"The worst is Death, and death will have his day."
CAN ANDROIDS PRAY:BLUE isn’t a game, it’s a moment left behind by another game. It’s as if two NPC mechs that were incapacitated during one of your battles held a conversation after the game had moved on. Except these two pilots are going to die, and they’re fully aware of that.
The story involves only Cortney (you) and Beatrice—two mech pilots in damaged vehicles, unable to move. Cortney’s fuel line has been ruptured, which is apparently going to cause an explosion large enough to take them both out with the sunrise. The planet’s atmosphere prevents the pilots from fleeing their doomed mechs, so there’s nothing to do but await their fates…and question plenty of things along the way.
The conversation is driven by Beatrice, with Cortney offering various replies. Which reply you choose seems more about controlling the tone of the conversation than about driving it towards a specific end. It seems Beatrice has learned some things she probably shouldn’t know, and she’s desperately seeking answers to it all as she faces down death. You decide how to treat her as she works through this.

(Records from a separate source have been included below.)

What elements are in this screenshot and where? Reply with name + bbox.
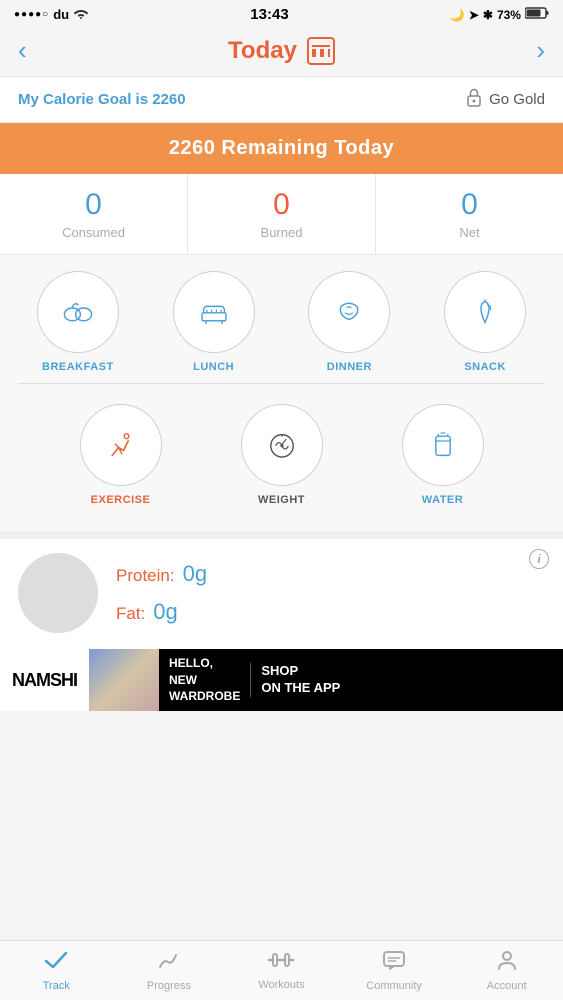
meal-icons-row: BREAKFAST LUNCH xyxy=(0,271,563,373)
tab-progress[interactable]: Progress xyxy=(113,941,226,1000)
lunch-label: LUNCH xyxy=(193,361,234,373)
lunch-button[interactable]: LUNCH xyxy=(173,271,255,373)
progress-label: Progress xyxy=(147,980,191,992)
community-icon xyxy=(382,949,406,977)
snack-circle xyxy=(444,271,526,353)
water-circle xyxy=(402,404,484,486)
fat-row: Fat: 0g xyxy=(116,599,207,625)
ad-logo-section: NAMSHI xyxy=(0,649,89,711)
calorie-goal-text: My Calorie Goal is 2260 xyxy=(18,91,186,108)
status-right: 🌙 ➤ ✱ 73% xyxy=(450,7,549,22)
account-icon xyxy=(496,949,518,977)
status-left: ●●●●○ du xyxy=(14,7,89,22)
burned-stat: 0 Burned xyxy=(188,174,376,254)
avatar xyxy=(18,553,98,633)
tab-account[interactable]: Account xyxy=(450,941,563,1000)
remaining-banner: 2260 Remaining Today xyxy=(0,123,563,174)
net-label: Net xyxy=(459,225,479,240)
breakfast-label: BREAKFAST xyxy=(42,361,114,373)
snack-label: SNACK xyxy=(464,361,506,373)
location-icon: ➤ xyxy=(469,8,479,22)
exercise-button[interactable]: EXERCISE xyxy=(80,404,162,506)
protein-row: Protein: 0g xyxy=(116,561,207,587)
macro-values: Protein: 0g Fat: 0g xyxy=(116,561,207,625)
status-time: 13:43 xyxy=(250,6,288,23)
exercise-label: EXERCISE xyxy=(91,494,151,506)
dinner-button[interactable]: DINNER xyxy=(308,271,390,373)
water-label: WATER xyxy=(422,494,463,506)
lock-icon xyxy=(465,87,483,112)
breakfast-circle xyxy=(37,271,119,353)
calorie-goal-value: 2260 xyxy=(152,91,185,108)
go-gold-button[interactable]: Go Gold xyxy=(465,87,545,112)
track-label: Track xyxy=(43,980,70,992)
wifi-icon xyxy=(73,7,89,22)
next-day-button[interactable]: › xyxy=(536,35,545,66)
protein-label: Protein: xyxy=(116,566,175,586)
dinner-circle xyxy=(308,271,390,353)
remaining-text: 2260 Remaining Today xyxy=(169,137,394,159)
status-bar: ●●●●○ du 13:43 🌙 ➤ ✱ 73% xyxy=(0,0,563,27)
progress-icon xyxy=(157,949,181,977)
activity-icons-row: EXERCISE WEIGHT xyxy=(0,394,563,522)
ad-banner[interactable]: NAMSHI HELLO, NEW WARDROBE SHOP ON THE A… xyxy=(0,649,563,711)
signal-dots: ●●●●○ xyxy=(14,9,49,20)
calorie-goal-row: My Calorie Goal is 2260 Go Gold xyxy=(0,76,563,123)
nav-header: ‹ Today › xyxy=(0,27,563,76)
battery-percentage: 73% xyxy=(497,8,521,22)
ad-logo-text: NAMSHI xyxy=(12,670,77,691)
tab-track[interactable]: Track xyxy=(0,941,113,1000)
ad-image xyxy=(89,649,159,711)
tab-bar: Track Progress Workouts xyxy=(0,940,563,1000)
breakfast-button[interactable]: BREAKFAST xyxy=(37,271,119,373)
dinner-label: DINNER xyxy=(327,361,372,373)
bluetooth-icon: ✱ xyxy=(483,8,493,22)
macro-section: i Protein: 0g Fat: 0g xyxy=(0,533,563,649)
go-gold-label: Go Gold xyxy=(489,91,545,108)
workouts-icon xyxy=(267,950,295,976)
tab-community[interactable]: Community xyxy=(338,941,451,1000)
stats-row: 0 Consumed 0 Burned 0 Net xyxy=(0,174,563,255)
lunch-circle xyxy=(173,271,255,353)
exercise-circle xyxy=(80,404,162,486)
weight-label: WEIGHT xyxy=(258,494,305,506)
calendar-icon[interactable] xyxy=(307,37,335,65)
moon-icon: 🌙 xyxy=(450,8,465,22)
water-button[interactable]: WATER xyxy=(402,404,484,506)
prev-day-button[interactable]: ‹ xyxy=(18,35,27,66)
protein-value: 0g xyxy=(183,561,207,587)
ad-tagline: HELLO, NEW WARDROBE xyxy=(159,655,250,705)
community-label: Community xyxy=(366,980,422,992)
consumed-label: Consumed xyxy=(62,225,125,240)
ad-cta[interactable]: SHOP ON THE APP xyxy=(250,663,350,697)
net-value: 0 xyxy=(376,188,563,222)
current-day-title: Today xyxy=(228,37,335,65)
consumed-stat: 0 Consumed xyxy=(0,174,188,254)
section-divider xyxy=(18,383,545,384)
info-icon[interactable]: i xyxy=(529,549,549,569)
tab-workouts[interactable]: Workouts xyxy=(225,941,338,1000)
burned-value: 0 xyxy=(188,188,375,222)
account-label: Account xyxy=(487,980,527,992)
battery-icon xyxy=(525,7,549,22)
carrier-name: du xyxy=(53,7,69,22)
consumed-value: 0 xyxy=(0,188,187,222)
meal-section: BREAKFAST LUNCH xyxy=(0,255,563,533)
burned-label: Burned xyxy=(261,225,303,240)
net-stat: 0 Net xyxy=(376,174,563,254)
today-label: Today xyxy=(228,37,297,65)
weight-button[interactable]: WEIGHT xyxy=(241,404,323,506)
workouts-label: Workouts xyxy=(258,979,304,991)
fat-value: 0g xyxy=(153,599,177,625)
snack-button[interactable]: SNACK xyxy=(444,271,526,373)
weight-circle xyxy=(241,404,323,486)
fat-label: Fat: xyxy=(116,604,145,624)
track-icon xyxy=(44,949,68,977)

That really is the entire game. There’s no one to control and nowhere to explore, you’re just part of a conversation. You’re presented with questions and you decide your response from three choices. Within fifteen minutes, the game is over.
So, CAN ANDROIDS PRAY:BLUE is not a game, it’s a story. It’s a snippet of dialogue in an issue of Weird Tales that, like a lot of good science fiction, is meant to make you consider something larger than the immediate setting. And in this regard, CAN ANDROIDS PRAY:BLUE is quite successful. The existential crisis faced by Beatrice is very believable, and the way she confronts it is quite brave. As Cortney, you’re forced to consider how you would face the same fate. Do you chastise her, empathize with her, or sit in your own ambivalence?
This theme is accented by stark visuals that are as bleak as the story itself, although I would’ve preferred one variation on the design choice. Throughout the dialogue, the “camera” swaps angles to give us different views of the mech and the area in which they lay. Considering the point-of-view in the story, I think it would’ve been cooler to see the whole thing through Cortney’s eyes: the interior of the destroyed mech, Beatrice’s machine in the distance, the empty horizon of the dead planet. That would’ve been better for immersion.
The music, on the other hand, is wonderfully composed and used perfectly. It has to set the mood, as the dialogue is not acted out. I preferred this, as it made the scenario feel appropriately lifeless.
But can I recommend CAN ANDROIDS PRAY:BLUE, especially at its current price of $6.99? Certainly not as a game, which it isn’t; that Nintendo classifies it as “adventure, role-playing” simply indicates they need to expand their genre listing. It’s a science fiction story with some light decision making that should lead you to some heavy discussions about the very nature of existence. Play it once, hand it off to a friend, then find some stars to lie under and get to talking.
Review: Can Androids Pray:Blue (Nintendo Switch)
Good
CAN ANDROIDS PRAY:BLUE tells an effective story of two mech pilots addressing some existential topics as they face imminent death. It’s not a game, but a unique narrative that’s better if you have someone with whom you can share the characters’ struggle.